The pneumatic tire according to claim 3 or 4, which is in the range of 0.

[6] The pneumatic tire according to any one of [1] to [5], wherein the pneumatic tire includes at least three or more block rows each including a plurality of the blocks arranged in the tire circumferential direction.

[7] The groove includes an inclined groove that is inclined with respect to the tire circumferential direction, and the tread portion has a substantially mesh pattern. The pneumatic tire according to any one of claims 1 to 6, wherein a shaped block pattern is formed.

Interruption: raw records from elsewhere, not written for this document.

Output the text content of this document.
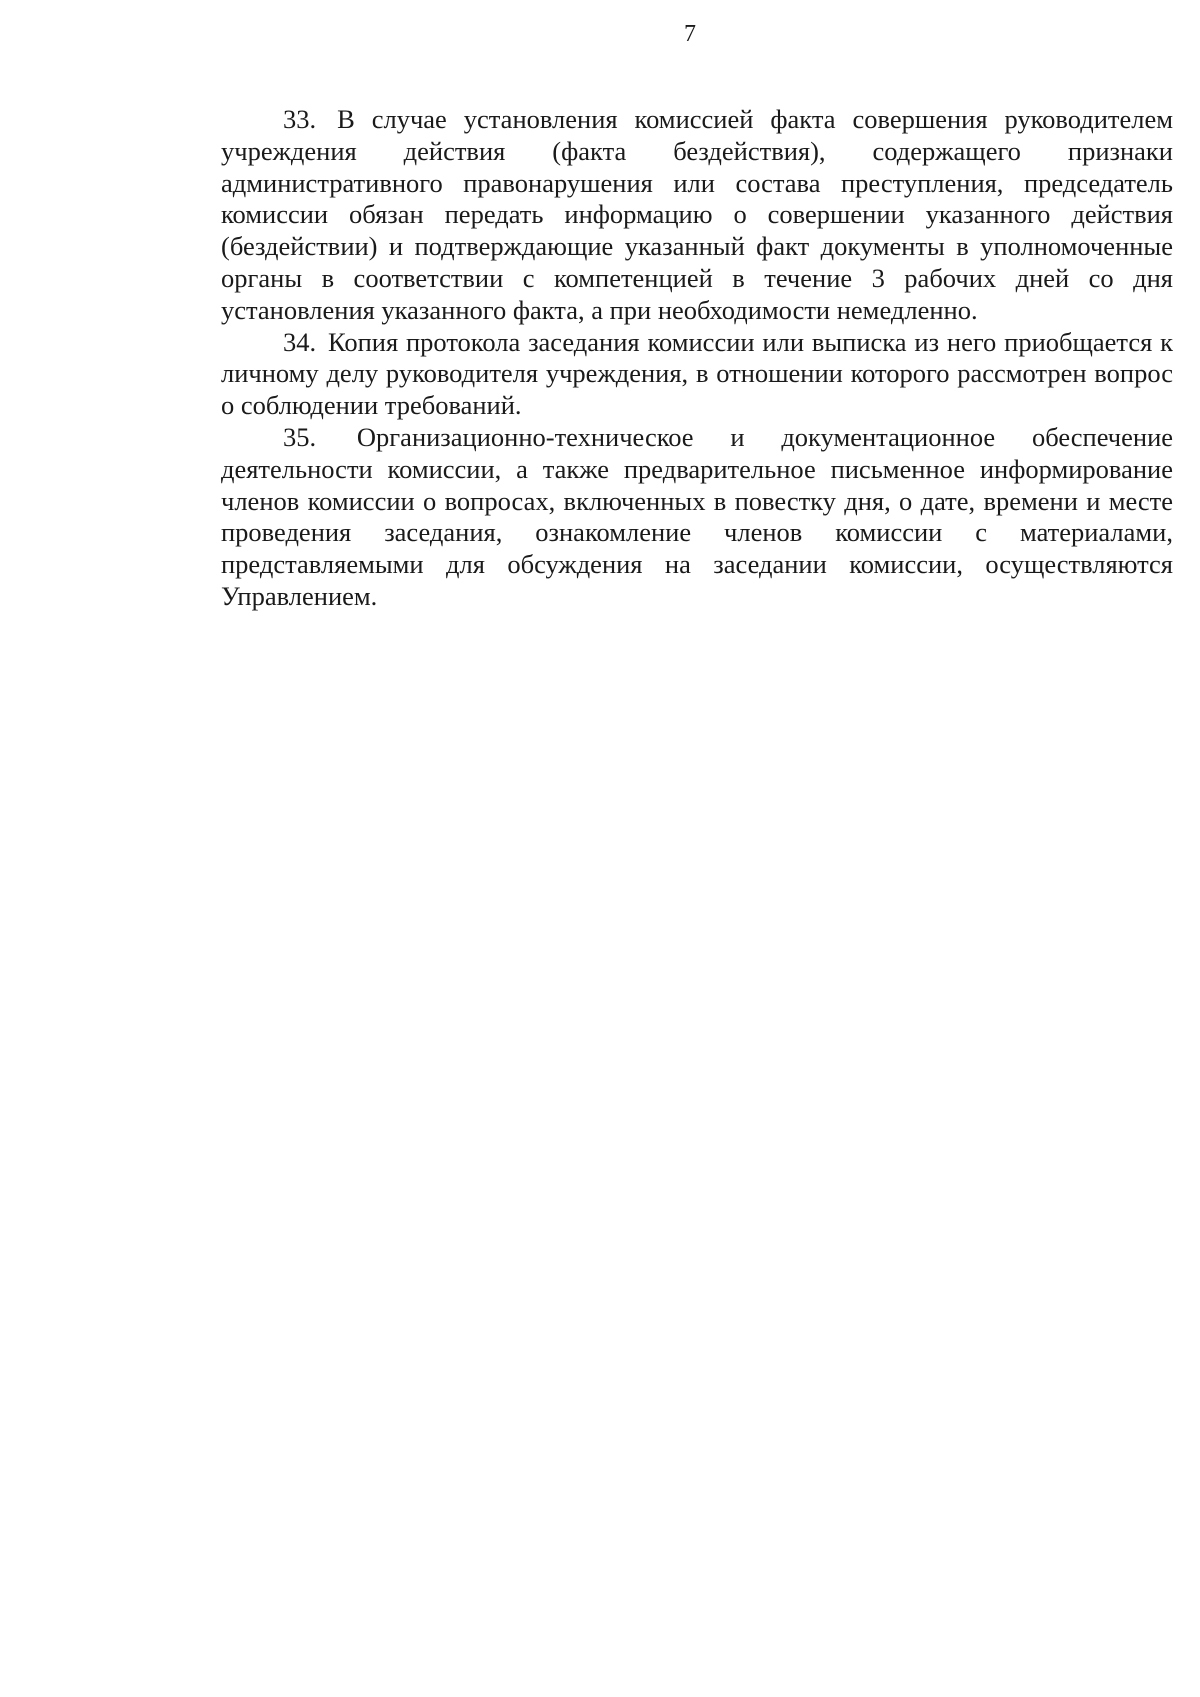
7

33. В случае установления комиссией факта совершения руководителем учреждения действия (факта бездействия), содержащего признаки административного правонарушения или состава преступления, председатель комиссии обязан передать информацию о совершении указанного действия (бездействии) и подтверждающие указанный факт документы в уполномоченные органы в соответствии с компетенцией в течение 3 рабочих дней со дня установления указанного факта, а при необходимости немедленно.

34. Копия протокола заседания комиссии или выписка из него приобщается к личному делу руководителя учреждения, в отношении которого рассмотрен вопрос о соблюдении требований.

35. Организационно-техническое и документационное обеспечение деятельности комиссии, а также предварительное письменное информирование членов комиссии о вопросах, включенных в повестку дня, о дате, времени и месте проведения заседания, ознакомление членов комиссии с материалами, представляемыми для обсуждения на заседании комиссии, осуществляются Управлением.
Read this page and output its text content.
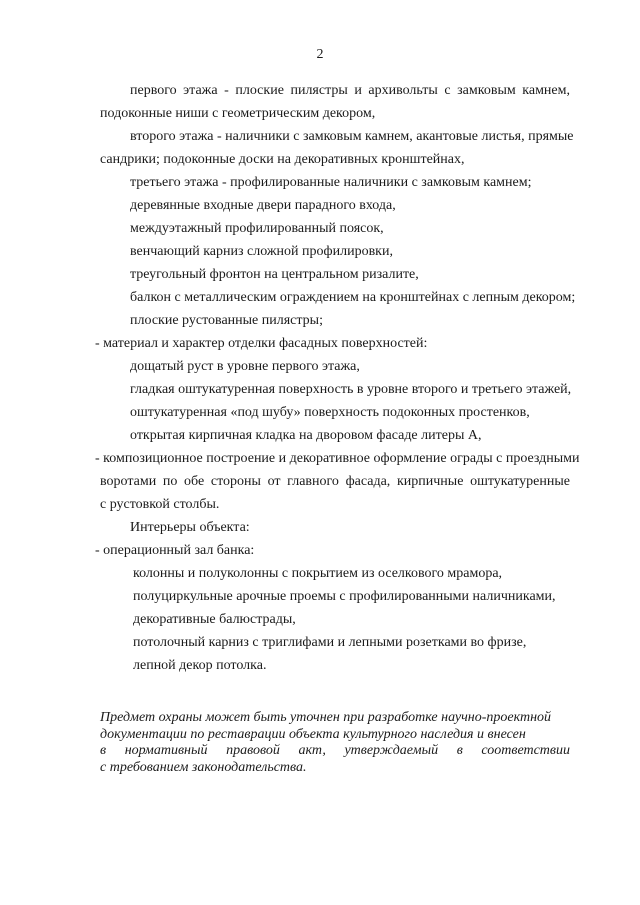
2
первого этажа - плоские пилястры и архивольты с замковым камнем,
подоконные ниши с геометрическим декором,
второго этажа - наличники с замковым камнем, акантовые листья, прямые
сандрики; подоконные доски на декоративных кронштейнах,
третьего этажа - профилированные наличники с замковым камнем;
деревянные входные двери парадного входа,
междуэтажный профилированный поясок,
венчающий карниз сложной профилировки,
треугольный фронтон на центральном ризалите,
балкон с металлическим ограждением на кронштейнах с лепным декором;
плоские рустованные пилястры;
- материал и характер отделки фасадных поверхностей:
дощатый руст в уровне первого этажа,
гладкая оштукатуренная поверхность в уровне второго и третьего этажей,
оштукатуренная «под шубу» поверхность подоконных простенков,
открытая кирпичная кладка на дворовом фасаде литеры А,
- композиционное построение и декоративное оформление ограды с проездными
воротами по обе стороны от главного фасада, кирпичные оштукатуренные
с рустовкой столбы.
Интерьеры объекта:
- операционный зал банка:
колонны и полуколонны с покрытием из оселкового мрамора,
полуциркульные арочные проемы с профилированными наличниками,
декоративные балюстрады,
потолочный карниз с триглифами и лепными розетками во фризе,
лепной декор потолка.
Предмет охраны может быть уточнен при разработке научно-проектной
документации по реставрации объекта культурного наследия и внесен
в нормативный правовой акт, утверждаемый в соответствии
с требованием законодательства.
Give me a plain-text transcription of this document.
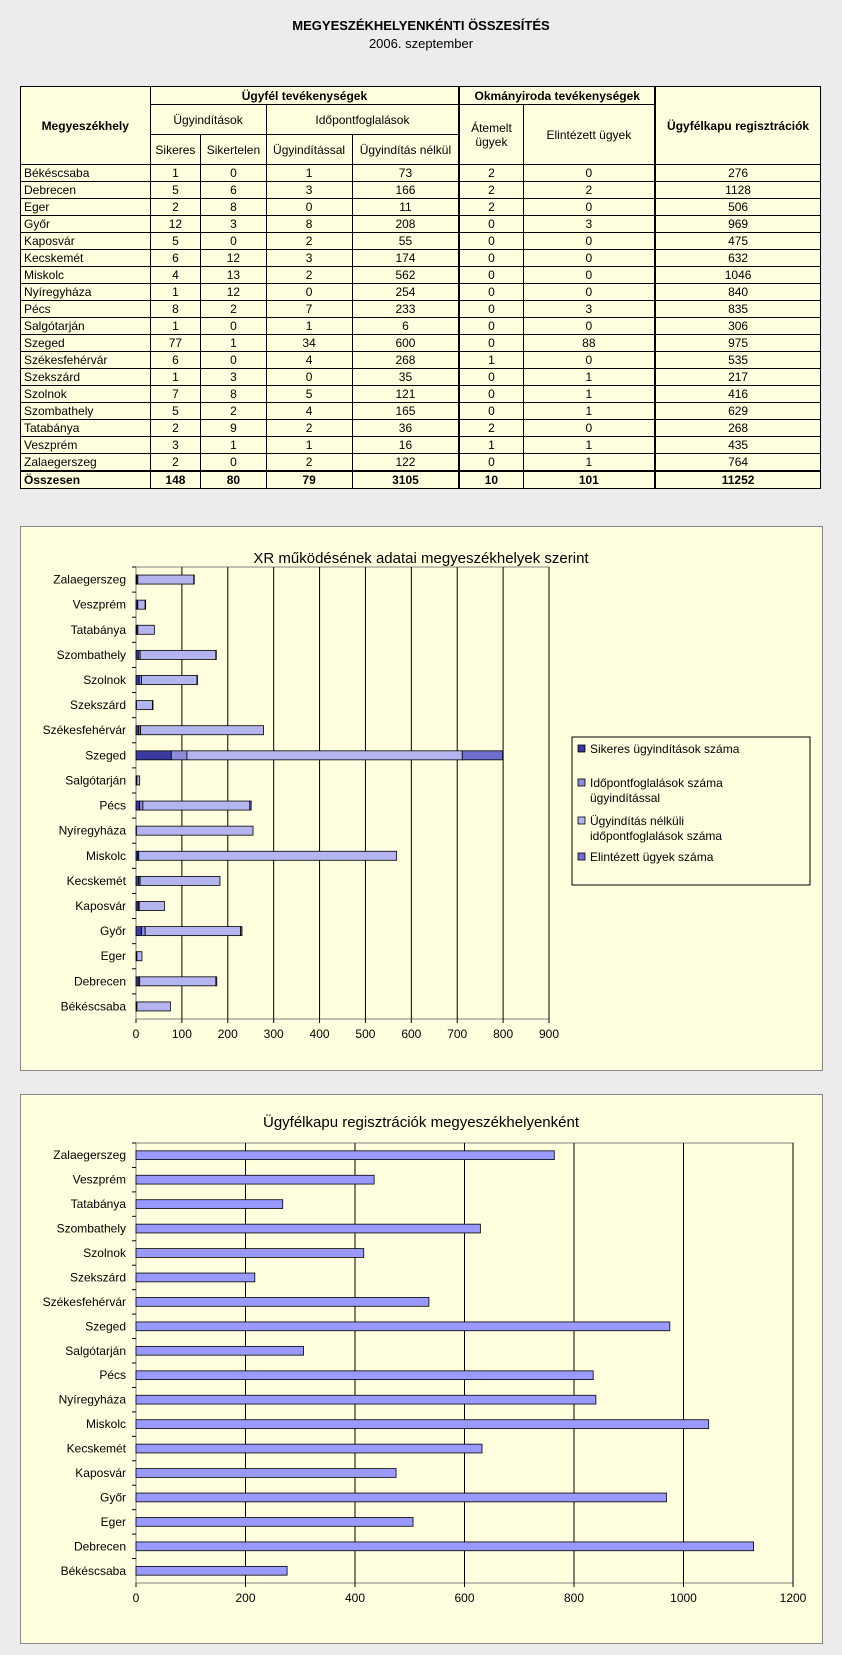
MEGYESZÉKHELYENKÉNTI ÖSSZESÍTÉS
2006. szeptember
Megyeszékhely	Ügyfél tevékenységek				Okmányiroda tevékenységek		Ügyfélkapu regisztrációk
	Ügyindítások		Időpontfoglalások		Átemelt ügyek	Elintézett ügyek	
	Sikeres	Sikertelen	Ügyindítással	Ügyindítás nélkül			
Békéscsaba	1	0	1	73	2	0	276
Debrecen	5	6	3	166	2	2	1128
Eger	2	8	0	11	2	0	506
Győr	12	3	8	208	0	3	969
Kaposvár	5	0	2	55	0	0	475
Kecskemét	6	12	3	174	0	0	632
Miskolc	4	13	2	562	0	0	1046
Nyíregyháza	1	12	0	254	0	0	840
Pécs	8	2	7	233	0	3	835
Salgótarján	1	0	1	6	0	0	306
Szeged	77	1	34	600	0	88	975
Székesfehérvár	6	0	4	268	1	0	535
Szekszárd	1	3	0	35	0	1	217
Szolnok	7	8	5	121	0	1	416
Szombathely	5	2	4	165	0	1	629
Tatabánya	2	9	2	36	2	0	268
Veszprém	3	1	1	16	1	1	435
Zalaegerszeg	2	0	2	122	0	1	764
Összesen	148	80	79	3105	10	101	11252
XR működésének adatai megyeszékhelyek szerint
0	100 200 300 400 500 600 700 800 900
Zalaegerszeg
Veszprém
Tatabánya
Szombathely
Szolnok
Szekszárd
Székesfehérvár
Szeged
Salgótarján
Pécs
Nyíregyháza
Miskolc
Kecskemét
Kaposvár
Győr
Eger
Debrecen
Békéscsaba
Sikeres ügyindítások száma
Időpontfoglalások száma ügyindítással
Ügyindítás nélküli időpontfoglalások száma
Elintézett ügyek száma
Ügyfélkapu regisztrációk megyeszékhelyenként
0	200	400	600	800	1000	1200
Zalaegerszeg
Veszprém
Tatabánya
Szombathely
Szolnok
Szekszárd
Székesfehérvár
Szeged
Salgótarján
Pécs
Nyíregyháza
Miskolc
Kecskemét
Kaposvár
Győr
Eger
Debrecen
Békéscsaba
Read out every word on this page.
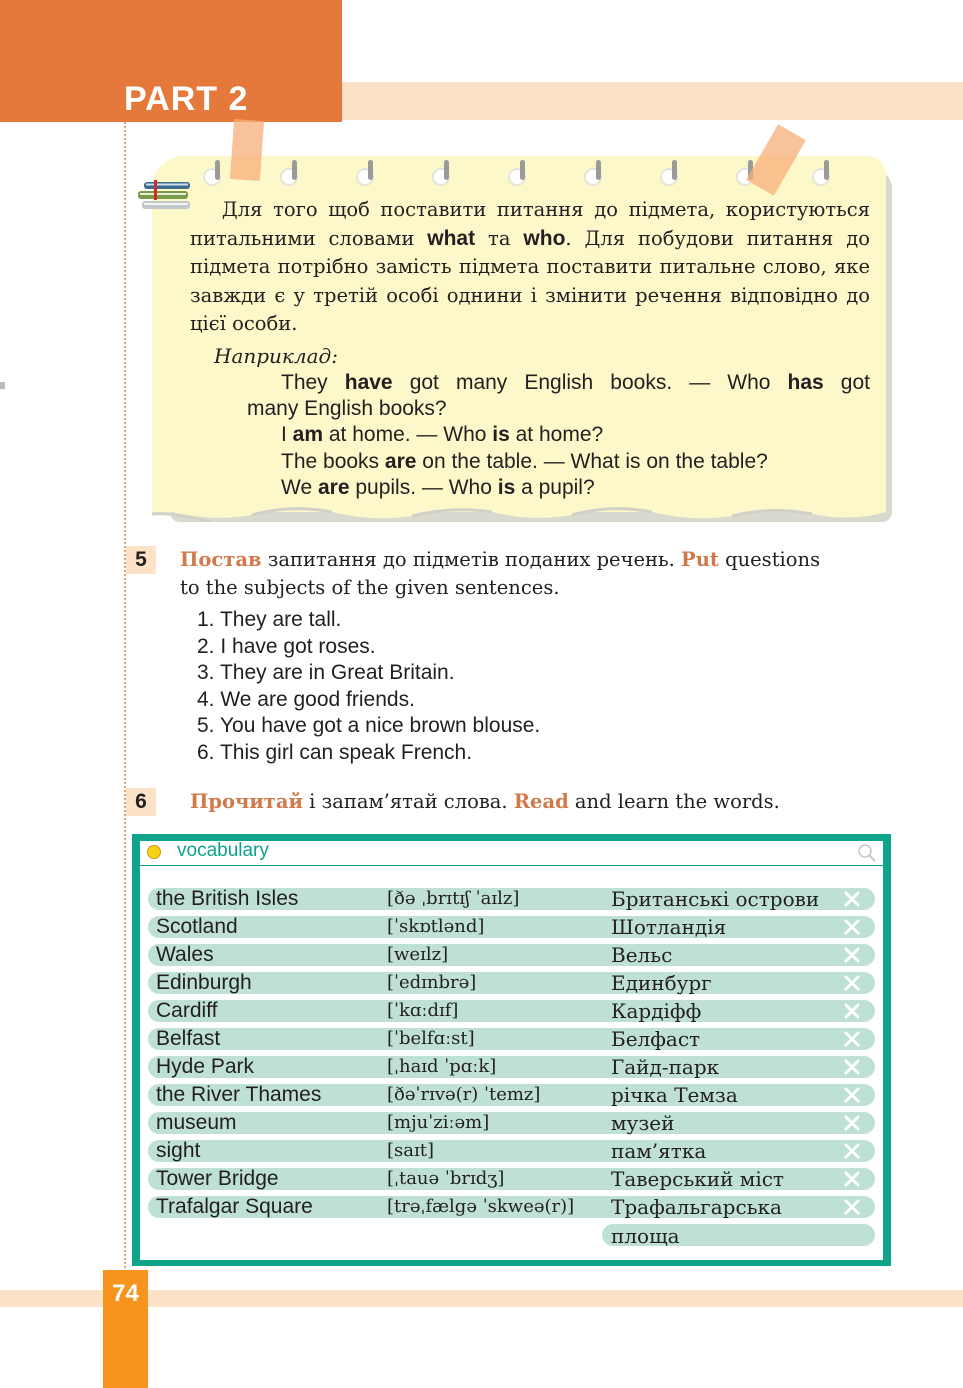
PART 2
Для того щоб поставити питання до підмета, користуються питальними словами what та who. Для побудови питання до підмета потрібно замість підмета поставити питальне слово, яке завжди є у третій особі однини і змінити речення відповідно до цієї особи.
Наприклад:
They have got many English books. — Who has got
many English books?
I am at home. — Who is at home?
The books are on the table. — What is on the table?
We are pupils. — Who is a pupil?
5	Постав запитання до підметів поданих речень. Put questions
to the subjects of the given sentences.
1. They are tall.
2. I have got roses.
3. They are in Great Britain.
4. We are good friends.
5. You have got a nice brown blouse.
6. This girl can speak French.
6	Прочитай і запам’ятай слова. Read and learn the words.
vocabulary
the British Isles	[ðə ˌbrɪtɪʃ ˈaɪlz]	Британські острови
Scotland	[ˈskɒtlənd]	Шотландія
Wales	[weɪlz]	Вельс
Edinburgh	[ˈedɪnbrə]	Единбург
Cardiff	[ˈkɑːdɪf]	Кардіфф
Belfast	[ˈbelfɑːst]	Белфаст
Hyde Park	[ˌhaɪd ˈpɑːk]	Гайд-парк
the River Thames	[ðəˈrɪvə(r) ˈtemz]	річка Темза
museum	[mjuˈziːəm]	музей
sight	[saɪt]	пам’ятка
Tower Bridge	[ˌtauə ˈbrɪdʒ]	Таверський міст
Trafalgar Square	[trəˌfælgə ˈskweə(r)] Трафальгарська
площа
74
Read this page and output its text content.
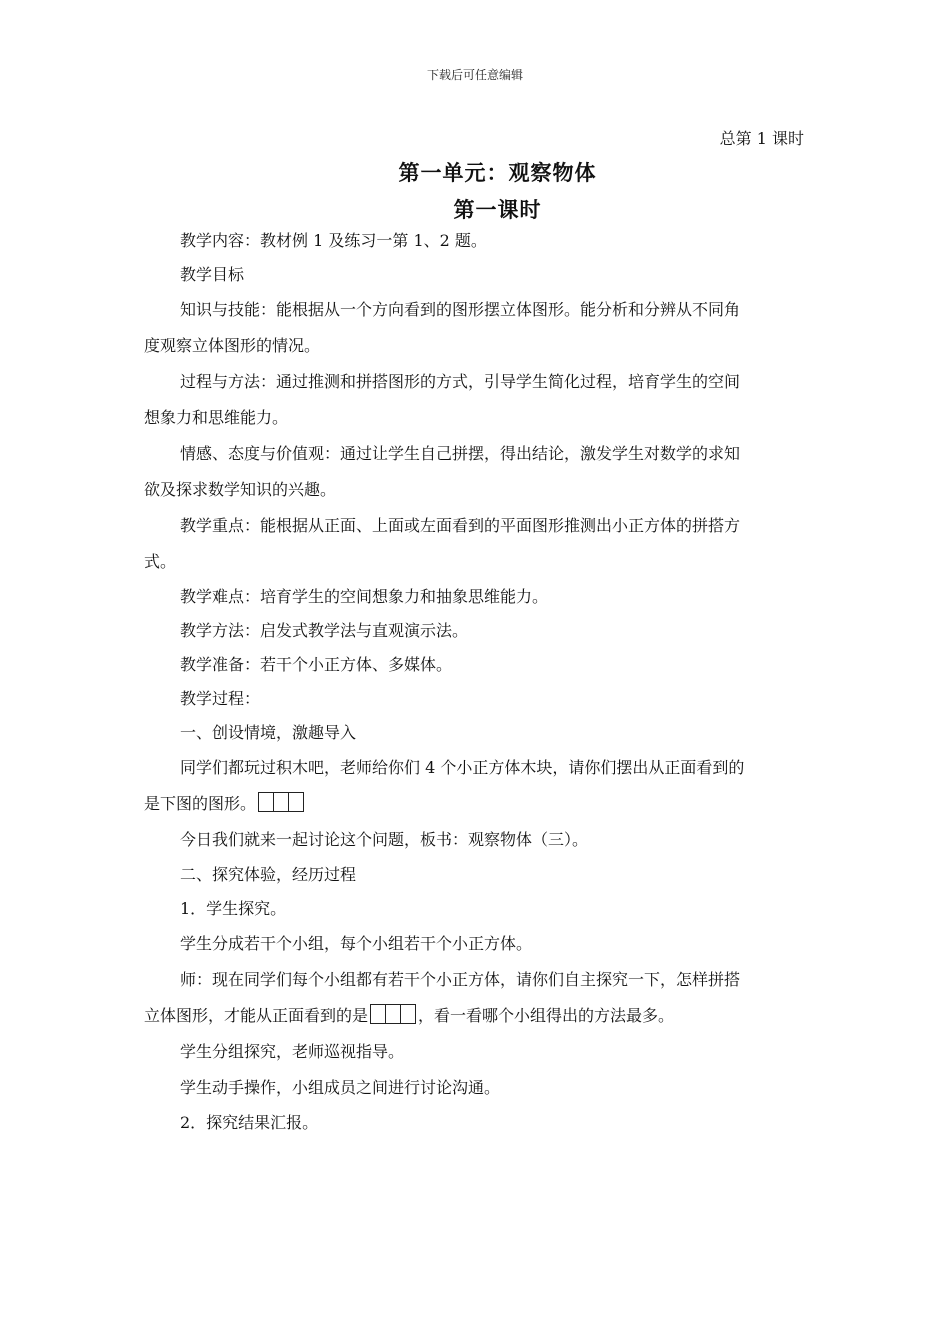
下载后可任意编辑
总第 1 课时
第一单元：观察物体
第一课时
教学内容：教材例 1 及练习一第 1、2 题。
教学目标
知识与技能：能根据从一个方向看到的图形摆立体图形。能分析和分辨从不同角
度观察立体图形的情况。
过程与方法：通过推测和拼搭图形的方式，引导学生简化过程，培育学生的空间
想象力和思维能力。
情感、态度与价值观：通过让学生自己拼摆，得出结论，激发学生对数学的求知
欲及探求数学知识的兴趣。
教学重点：能根据从正面、上面或左面看到的平面图形推测出小正方体的拼搭方
式。
教学难点：培育学生的空间想象力和抽象思维能力。
教学方法：启发式教学法与直观演示法。
教学准备：若干个小正方体、多媒体。
教学过程：
一、创设情境，激趣导入
同学们都玩过积木吧，老师给你们 4 个小正方体木块，请你们摆出从正面看到的
是下图的图形。
今日我们就来一起讨论这个问题，板书：观察物体（三）。
二、探究体验，经历过程
1．学生探究。
学生分成若干个小组，每个小组若干个小正方体。
师：现在同学们每个小组都有若干个小正方体，请你们自主探究一下，怎样拼搭
立体图形，才能从正面看到的是	，看一看哪个小组得出的方法最多。
学生分组探究，老师巡视指导。
学生动手操作，小组成员之间进行讨论沟通。
2．探究结果汇报。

 [8] The pneumatic tire according to [7], wherein an inclination angle of the inclined groove is in a range of 30 degrees to 60 degrees.

 [9] The ratio b / a between the groove depth a and the groove width b of the groove is in the range of 0.6≤b / a≤0.8.

: The pneumatic tire according to any one of! To 8.

[10] The pneumatic tire according to any one of [1] to [9], wherein a protrusion is formed on the groove bottom of the groove to prevent foreign objects from being caught.